En ese momento cambié de abogadas y luchamos judicialmente para recuperar este vínculo que fue injustamente interrumpido. 

"Mi hijo tiene TEA y TDA... Necesita que lo entiendan, que hay cosas que lo pueden desregular"

-¿Cómo describirías la relación que tenías con tu hijo antes de la medida judicial?  

-Era una relación de mucho amor, confianza, aprendizaje mutuo. Existían los fantasmas del proceso judicial, de los terribles pedidos judiciales y acusaciones sin sentido que se hacían. El camino del proceso de la revinculacion lo expuso a él a muchas angustias, miedos, y habia empezado a expresarlas. 

Él encontraba en mi un lugar donde poder expresarse. Me preocupa que en la abrupta separación nadie le explicara qué pasaba, qué iba a pasar. No nos anticiparon nada. No hubo gradualidad, adaptación. Y si para mí fue un shock emocional y traumático, que soy una adulta, no quiero imaginar cómo fue para él.  

-¿Qué cosas compartían juntos que hoy extrañás especialmente? 

-La vida... Es difícil decir algo específico. Pasaba tiempo con él haciendo lo que sea. Siempre era divertido sobre todo porque es muy creativo e inventaba juegos todo el tiempo: la hora de dormir, de bañarse, bailar como locos, cantar, descubrir el mundo.

-Si tu hijo pudiera escucharte hoy, ¿qué te gustaría decirle? 

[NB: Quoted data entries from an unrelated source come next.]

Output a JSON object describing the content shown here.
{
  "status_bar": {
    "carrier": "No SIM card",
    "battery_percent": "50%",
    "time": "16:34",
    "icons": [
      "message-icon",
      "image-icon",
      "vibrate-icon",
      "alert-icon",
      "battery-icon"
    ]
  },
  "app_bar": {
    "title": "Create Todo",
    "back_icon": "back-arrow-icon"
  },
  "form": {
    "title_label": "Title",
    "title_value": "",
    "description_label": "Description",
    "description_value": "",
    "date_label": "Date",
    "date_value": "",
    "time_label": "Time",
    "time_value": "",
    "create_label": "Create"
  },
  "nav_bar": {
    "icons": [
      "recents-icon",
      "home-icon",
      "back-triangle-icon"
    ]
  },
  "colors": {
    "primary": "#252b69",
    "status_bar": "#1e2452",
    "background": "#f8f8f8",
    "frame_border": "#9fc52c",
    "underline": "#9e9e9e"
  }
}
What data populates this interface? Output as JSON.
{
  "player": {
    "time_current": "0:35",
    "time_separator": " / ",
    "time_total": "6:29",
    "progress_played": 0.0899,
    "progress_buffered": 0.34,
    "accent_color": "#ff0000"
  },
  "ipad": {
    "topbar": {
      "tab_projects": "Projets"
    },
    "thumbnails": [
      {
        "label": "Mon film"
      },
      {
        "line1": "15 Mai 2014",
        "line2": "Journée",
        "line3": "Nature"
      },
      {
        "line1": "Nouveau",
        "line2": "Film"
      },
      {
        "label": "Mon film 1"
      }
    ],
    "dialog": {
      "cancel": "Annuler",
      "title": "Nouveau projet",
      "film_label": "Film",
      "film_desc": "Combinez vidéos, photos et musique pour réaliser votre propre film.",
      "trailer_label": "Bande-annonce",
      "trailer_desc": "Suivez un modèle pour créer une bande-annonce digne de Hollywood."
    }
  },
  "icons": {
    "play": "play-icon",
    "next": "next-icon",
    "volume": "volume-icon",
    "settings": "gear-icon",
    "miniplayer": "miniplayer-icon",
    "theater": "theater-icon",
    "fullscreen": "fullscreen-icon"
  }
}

-Que lo amo hasta donde las estrellas dejan de verse. Que pienso en él todo el tiempo, todos los días. Que se acuerde del cuento del hilo invisible... y que no veo la hora de volver a verlo y que estemos juntos. 

-Tu hijo cuenta con diagnósticos y un CUD vigente. ¿Qué necesidades específicas requiere en su vida cotidiana?  

-Él tiene TEA y TDA. Necesita ante todo que lo entiendan, que sepan que hay sonidos, luces, texturas a las que tiene sensibilidad y lo pueden desregular. El contacto físico no le gusta sobre todo si es inesperado porque tiene dificultades propioceptivas, que también le pueden generar sobrecarga sensorial. Por eso puede hacer movimientos repetitivos, aleteos o dar vueltas para regularse. 

Tiene dificultades con la motricidad y por eso le cuestan más cosas que para los neurotípicos son naturales como cepillarse los dientes o hasta atrapar una pelota. Es bastante selectivo con las comidas. Tiene fijación por algunos temas de los que puede hablar durante horas (durante años fueron los autos y ahora eran las máquinas de pinza) y cuando uno habla con él tiene que entender que lo que decimos lo entiende de manera literal.

Necesita anticipación siempre. Saber qué va a pasar en cada momento. Si se sale de una rutina o un esquema que se había propuesto, puede generarle una crisis. 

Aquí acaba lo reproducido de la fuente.